Recently, I ended the friendship with him. I completely ended it. He was hurt. He didn't understand. He didn't get it, since we were keeping things within the boundaries I set up for us, why we couldn't be friends. It was no appropriate. I had to do it for me, for my marriage. It was difficult. More difficult then I imagined. I met him when I was fifteen. When I was unsure of anything. We were at a State theater conference and we ran off together. We hid in the balcony of an unused theater for four days and talked. I felt like he was my "Dear Abby" for over thirteen years. I deleted the email account, completely deleted it. It no longer exists. I blocked him on facebook. I needed to let him go. Or well, the person I had built up in my head, go. I knew I needed to be turning to my husband with the things I turned to him with, I needed to write my husband the emails and dreams I had. I had to give it all to him, not just parts of it.

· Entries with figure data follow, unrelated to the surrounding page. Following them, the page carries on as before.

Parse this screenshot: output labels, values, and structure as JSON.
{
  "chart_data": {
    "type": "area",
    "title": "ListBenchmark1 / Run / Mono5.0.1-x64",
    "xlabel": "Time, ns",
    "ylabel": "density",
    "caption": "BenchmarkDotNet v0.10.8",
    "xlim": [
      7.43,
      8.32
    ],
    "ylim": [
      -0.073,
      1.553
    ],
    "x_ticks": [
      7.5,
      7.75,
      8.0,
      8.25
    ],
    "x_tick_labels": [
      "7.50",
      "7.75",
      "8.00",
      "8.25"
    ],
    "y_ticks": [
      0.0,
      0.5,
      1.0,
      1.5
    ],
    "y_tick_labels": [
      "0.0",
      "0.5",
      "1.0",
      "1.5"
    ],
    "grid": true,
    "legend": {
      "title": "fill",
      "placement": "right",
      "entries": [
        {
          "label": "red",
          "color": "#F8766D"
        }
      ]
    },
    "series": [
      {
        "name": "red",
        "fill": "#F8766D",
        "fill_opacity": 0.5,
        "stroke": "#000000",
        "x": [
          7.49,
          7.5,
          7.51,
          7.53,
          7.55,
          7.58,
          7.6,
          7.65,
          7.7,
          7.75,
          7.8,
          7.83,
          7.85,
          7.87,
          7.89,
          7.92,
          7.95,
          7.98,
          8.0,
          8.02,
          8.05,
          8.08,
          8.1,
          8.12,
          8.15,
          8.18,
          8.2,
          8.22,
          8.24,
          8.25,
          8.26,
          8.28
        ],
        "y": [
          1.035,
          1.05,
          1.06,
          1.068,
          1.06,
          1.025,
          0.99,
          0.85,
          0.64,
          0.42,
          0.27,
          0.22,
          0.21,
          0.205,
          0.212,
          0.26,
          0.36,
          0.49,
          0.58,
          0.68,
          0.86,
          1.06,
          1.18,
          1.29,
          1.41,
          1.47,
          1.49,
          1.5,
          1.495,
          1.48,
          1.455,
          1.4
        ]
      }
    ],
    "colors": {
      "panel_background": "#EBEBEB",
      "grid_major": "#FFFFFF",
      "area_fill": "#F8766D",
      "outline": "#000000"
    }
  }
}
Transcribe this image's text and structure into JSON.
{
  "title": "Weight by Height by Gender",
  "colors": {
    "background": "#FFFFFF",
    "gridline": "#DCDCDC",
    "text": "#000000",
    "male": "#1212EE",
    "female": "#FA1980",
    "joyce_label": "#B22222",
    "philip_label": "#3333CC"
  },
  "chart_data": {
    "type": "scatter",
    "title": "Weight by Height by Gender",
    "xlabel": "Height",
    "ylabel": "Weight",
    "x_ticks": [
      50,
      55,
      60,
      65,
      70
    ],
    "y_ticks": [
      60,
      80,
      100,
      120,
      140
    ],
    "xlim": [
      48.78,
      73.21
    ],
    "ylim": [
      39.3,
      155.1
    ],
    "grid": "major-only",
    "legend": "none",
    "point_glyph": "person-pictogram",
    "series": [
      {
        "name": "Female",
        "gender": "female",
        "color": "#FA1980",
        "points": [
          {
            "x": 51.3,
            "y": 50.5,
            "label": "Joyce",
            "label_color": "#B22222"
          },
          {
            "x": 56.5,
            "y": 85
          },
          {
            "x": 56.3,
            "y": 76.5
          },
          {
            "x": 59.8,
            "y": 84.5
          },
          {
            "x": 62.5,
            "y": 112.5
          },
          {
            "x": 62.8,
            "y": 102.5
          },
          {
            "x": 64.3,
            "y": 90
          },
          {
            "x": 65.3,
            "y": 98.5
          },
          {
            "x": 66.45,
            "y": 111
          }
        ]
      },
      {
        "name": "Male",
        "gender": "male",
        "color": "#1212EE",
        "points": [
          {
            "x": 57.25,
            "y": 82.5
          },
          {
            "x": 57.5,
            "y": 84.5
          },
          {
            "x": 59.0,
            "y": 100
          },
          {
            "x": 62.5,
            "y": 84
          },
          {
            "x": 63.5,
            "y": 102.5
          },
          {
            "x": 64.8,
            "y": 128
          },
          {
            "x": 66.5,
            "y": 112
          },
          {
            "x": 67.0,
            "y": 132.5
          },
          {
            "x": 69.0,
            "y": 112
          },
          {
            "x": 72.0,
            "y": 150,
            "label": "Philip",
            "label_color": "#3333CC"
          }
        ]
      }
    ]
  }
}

I spoke with two close girlfriends about my friendship, about my thoughts, about my fears. I told them about the nagging, "what ifs" that sometimes pop into my head. Both told me they were natural, they had the same "what if" thoughts at one point. What if they had married a different man, or an ex etc. That what is important is not the "what ifs" but the present that is important.

The present is easy. I love my husband. We have a good marriage, good communication and although we have our bumps along the road, which all couples have, we still have each other. I wouldn't want it any other way and I am blessed to have him. Blessed to have someone who puts up with the crap I give him and that is understanding.